Restart yb-master or yb-tserver process
Nemesis uses the ps
utility to identify yb-master or yb-tserver processes, and then use the kill -9
command to forcefully stop and restart them.
Pause yb-master or yb-tserver process
Instead of killing the process, a STOP signal is sent to it, which may lead to tricky behavior between node interactions using the same kill
utility as before.
Network partitioning
This nemesis uses the iptables
utility to drop connectivity between testing nodes.

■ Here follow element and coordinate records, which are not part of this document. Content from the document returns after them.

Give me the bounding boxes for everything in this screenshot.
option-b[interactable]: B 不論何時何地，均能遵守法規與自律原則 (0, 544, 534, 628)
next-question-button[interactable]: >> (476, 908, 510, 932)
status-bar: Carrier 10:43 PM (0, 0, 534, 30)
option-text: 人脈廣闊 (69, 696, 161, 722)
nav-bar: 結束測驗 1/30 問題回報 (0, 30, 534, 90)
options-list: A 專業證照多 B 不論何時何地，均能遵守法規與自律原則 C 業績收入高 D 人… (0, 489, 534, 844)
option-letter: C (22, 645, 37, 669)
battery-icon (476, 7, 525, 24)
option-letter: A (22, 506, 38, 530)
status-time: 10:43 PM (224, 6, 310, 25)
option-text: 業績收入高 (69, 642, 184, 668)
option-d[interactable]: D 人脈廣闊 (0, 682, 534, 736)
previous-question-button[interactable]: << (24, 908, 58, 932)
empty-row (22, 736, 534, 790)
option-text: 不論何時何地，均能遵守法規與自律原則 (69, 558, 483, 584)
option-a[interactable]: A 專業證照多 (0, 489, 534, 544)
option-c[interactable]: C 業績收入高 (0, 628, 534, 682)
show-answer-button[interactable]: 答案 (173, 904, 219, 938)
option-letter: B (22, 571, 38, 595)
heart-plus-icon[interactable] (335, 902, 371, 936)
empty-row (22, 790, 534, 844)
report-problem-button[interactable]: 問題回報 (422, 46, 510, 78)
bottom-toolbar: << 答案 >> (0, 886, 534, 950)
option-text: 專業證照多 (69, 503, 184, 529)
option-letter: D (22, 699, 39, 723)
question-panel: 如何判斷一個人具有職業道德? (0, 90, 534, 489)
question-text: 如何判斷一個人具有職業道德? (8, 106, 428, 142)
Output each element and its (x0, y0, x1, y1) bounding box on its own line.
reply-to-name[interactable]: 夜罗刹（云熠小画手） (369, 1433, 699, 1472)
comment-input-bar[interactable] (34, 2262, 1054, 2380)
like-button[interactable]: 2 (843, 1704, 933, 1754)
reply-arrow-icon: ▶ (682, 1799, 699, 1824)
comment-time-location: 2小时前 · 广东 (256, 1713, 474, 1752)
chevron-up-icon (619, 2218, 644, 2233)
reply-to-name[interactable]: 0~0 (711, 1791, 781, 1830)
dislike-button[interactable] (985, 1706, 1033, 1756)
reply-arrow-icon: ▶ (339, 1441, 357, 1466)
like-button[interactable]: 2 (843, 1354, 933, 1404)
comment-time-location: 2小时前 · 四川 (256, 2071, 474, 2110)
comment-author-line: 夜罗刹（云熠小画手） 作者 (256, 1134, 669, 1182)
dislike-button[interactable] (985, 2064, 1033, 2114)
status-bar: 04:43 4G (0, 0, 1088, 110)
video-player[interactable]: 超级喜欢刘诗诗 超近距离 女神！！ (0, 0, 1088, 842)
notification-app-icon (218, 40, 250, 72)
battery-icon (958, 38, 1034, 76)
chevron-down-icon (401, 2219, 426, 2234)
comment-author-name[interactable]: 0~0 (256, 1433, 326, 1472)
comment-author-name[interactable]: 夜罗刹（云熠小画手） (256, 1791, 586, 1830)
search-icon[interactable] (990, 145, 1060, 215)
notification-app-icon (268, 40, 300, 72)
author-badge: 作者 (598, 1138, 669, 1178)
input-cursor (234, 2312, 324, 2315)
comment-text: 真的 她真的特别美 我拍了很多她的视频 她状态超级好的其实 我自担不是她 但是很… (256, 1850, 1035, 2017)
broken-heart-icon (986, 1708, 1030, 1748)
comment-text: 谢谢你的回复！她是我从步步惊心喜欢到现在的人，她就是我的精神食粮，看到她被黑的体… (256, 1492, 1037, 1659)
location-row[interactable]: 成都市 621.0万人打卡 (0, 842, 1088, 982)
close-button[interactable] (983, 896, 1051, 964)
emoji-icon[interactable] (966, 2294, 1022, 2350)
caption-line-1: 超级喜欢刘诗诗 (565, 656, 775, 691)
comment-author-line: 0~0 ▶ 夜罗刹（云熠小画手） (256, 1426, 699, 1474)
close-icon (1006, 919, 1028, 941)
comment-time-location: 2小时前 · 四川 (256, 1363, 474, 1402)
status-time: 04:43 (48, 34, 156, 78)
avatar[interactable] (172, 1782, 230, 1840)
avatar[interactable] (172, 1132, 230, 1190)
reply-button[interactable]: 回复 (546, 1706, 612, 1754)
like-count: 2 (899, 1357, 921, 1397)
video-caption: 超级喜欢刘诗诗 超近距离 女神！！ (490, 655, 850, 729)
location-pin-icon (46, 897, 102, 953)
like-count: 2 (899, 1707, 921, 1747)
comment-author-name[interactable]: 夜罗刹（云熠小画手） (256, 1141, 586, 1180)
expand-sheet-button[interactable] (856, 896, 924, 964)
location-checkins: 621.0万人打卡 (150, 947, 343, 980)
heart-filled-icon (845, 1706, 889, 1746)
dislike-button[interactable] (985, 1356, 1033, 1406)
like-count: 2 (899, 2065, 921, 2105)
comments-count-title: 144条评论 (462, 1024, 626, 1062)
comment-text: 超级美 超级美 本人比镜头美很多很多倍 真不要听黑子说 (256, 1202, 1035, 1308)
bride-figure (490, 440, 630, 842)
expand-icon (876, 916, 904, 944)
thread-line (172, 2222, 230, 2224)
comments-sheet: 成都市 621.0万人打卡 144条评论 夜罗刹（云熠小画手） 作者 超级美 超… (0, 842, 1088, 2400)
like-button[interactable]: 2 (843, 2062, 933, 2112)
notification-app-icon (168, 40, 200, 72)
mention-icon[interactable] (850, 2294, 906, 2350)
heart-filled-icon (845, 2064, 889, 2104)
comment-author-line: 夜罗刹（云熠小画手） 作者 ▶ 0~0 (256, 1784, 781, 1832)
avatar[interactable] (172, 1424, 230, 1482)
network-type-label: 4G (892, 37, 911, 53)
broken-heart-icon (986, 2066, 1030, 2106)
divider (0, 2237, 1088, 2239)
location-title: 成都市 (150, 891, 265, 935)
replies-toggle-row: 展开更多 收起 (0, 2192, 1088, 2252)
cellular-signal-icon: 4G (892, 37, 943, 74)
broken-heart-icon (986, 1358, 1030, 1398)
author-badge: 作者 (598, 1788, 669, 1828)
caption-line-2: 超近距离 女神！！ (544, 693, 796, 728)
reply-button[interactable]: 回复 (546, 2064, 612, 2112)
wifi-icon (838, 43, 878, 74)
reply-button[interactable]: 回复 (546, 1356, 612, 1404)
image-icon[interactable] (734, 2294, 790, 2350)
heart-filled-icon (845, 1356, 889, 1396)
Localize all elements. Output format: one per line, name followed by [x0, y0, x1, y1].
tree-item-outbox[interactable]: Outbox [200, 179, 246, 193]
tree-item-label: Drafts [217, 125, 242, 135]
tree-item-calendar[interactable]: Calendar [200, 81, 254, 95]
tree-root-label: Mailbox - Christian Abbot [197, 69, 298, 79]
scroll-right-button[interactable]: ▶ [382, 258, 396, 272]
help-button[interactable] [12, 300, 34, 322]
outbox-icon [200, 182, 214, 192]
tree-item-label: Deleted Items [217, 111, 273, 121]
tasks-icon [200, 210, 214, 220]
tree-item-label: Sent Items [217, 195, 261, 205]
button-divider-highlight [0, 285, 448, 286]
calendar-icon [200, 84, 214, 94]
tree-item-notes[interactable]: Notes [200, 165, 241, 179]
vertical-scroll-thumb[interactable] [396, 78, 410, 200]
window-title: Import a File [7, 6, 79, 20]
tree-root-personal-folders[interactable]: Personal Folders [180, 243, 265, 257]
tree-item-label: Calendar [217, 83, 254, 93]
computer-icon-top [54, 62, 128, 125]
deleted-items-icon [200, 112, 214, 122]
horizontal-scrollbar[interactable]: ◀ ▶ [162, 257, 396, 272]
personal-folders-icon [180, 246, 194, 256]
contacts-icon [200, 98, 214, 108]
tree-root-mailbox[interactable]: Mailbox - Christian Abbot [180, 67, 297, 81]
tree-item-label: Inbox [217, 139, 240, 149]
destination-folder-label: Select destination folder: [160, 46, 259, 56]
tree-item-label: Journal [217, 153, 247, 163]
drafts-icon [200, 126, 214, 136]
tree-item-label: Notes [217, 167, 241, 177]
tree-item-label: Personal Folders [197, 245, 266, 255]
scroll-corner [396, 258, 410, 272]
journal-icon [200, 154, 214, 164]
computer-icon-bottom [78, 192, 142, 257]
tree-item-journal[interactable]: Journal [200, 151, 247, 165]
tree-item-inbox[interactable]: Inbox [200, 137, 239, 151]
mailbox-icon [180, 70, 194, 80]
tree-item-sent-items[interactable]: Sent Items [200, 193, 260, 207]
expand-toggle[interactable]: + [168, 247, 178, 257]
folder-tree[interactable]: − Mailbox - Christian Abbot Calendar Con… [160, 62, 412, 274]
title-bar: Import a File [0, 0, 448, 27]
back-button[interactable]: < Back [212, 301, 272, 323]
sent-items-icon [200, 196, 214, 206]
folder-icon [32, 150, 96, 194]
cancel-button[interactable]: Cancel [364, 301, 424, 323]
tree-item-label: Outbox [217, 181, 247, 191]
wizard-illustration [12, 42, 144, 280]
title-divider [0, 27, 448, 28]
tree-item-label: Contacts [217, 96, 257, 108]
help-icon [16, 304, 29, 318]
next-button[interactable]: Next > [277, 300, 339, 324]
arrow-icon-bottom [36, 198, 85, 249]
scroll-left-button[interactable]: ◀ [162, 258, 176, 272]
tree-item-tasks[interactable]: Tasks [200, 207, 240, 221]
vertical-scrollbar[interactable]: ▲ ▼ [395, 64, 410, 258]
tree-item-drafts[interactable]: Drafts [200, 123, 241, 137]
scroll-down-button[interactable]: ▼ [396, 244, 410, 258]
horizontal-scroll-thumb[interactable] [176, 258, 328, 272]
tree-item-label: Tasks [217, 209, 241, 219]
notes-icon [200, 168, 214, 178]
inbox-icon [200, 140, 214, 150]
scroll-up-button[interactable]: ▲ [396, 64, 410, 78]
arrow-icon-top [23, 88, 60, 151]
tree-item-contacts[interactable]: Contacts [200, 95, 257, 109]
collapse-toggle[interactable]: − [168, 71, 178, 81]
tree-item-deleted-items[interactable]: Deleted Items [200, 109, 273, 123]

# drop connection from current node to 10.20.30.40,10.20,30.41
iptables -A INPUT -s 10.20.30.40,10.20,30.41 -j DROP -w
# heal everything
iptables -F -w
iptables -X -w
Combination of Kill, Partition, and Pause Nemeses
The following illustration describes an example of how nemeses work in combination during the test. Notice that there is some space for no nemesis so the test can execute and achieve some successful operations (txn ok). The test fails (txn fail) if an additional check shows that the number of write or read operations is zero.
Known issues
All latest information about issues related to Jepsen are tracked in our GitHub issues.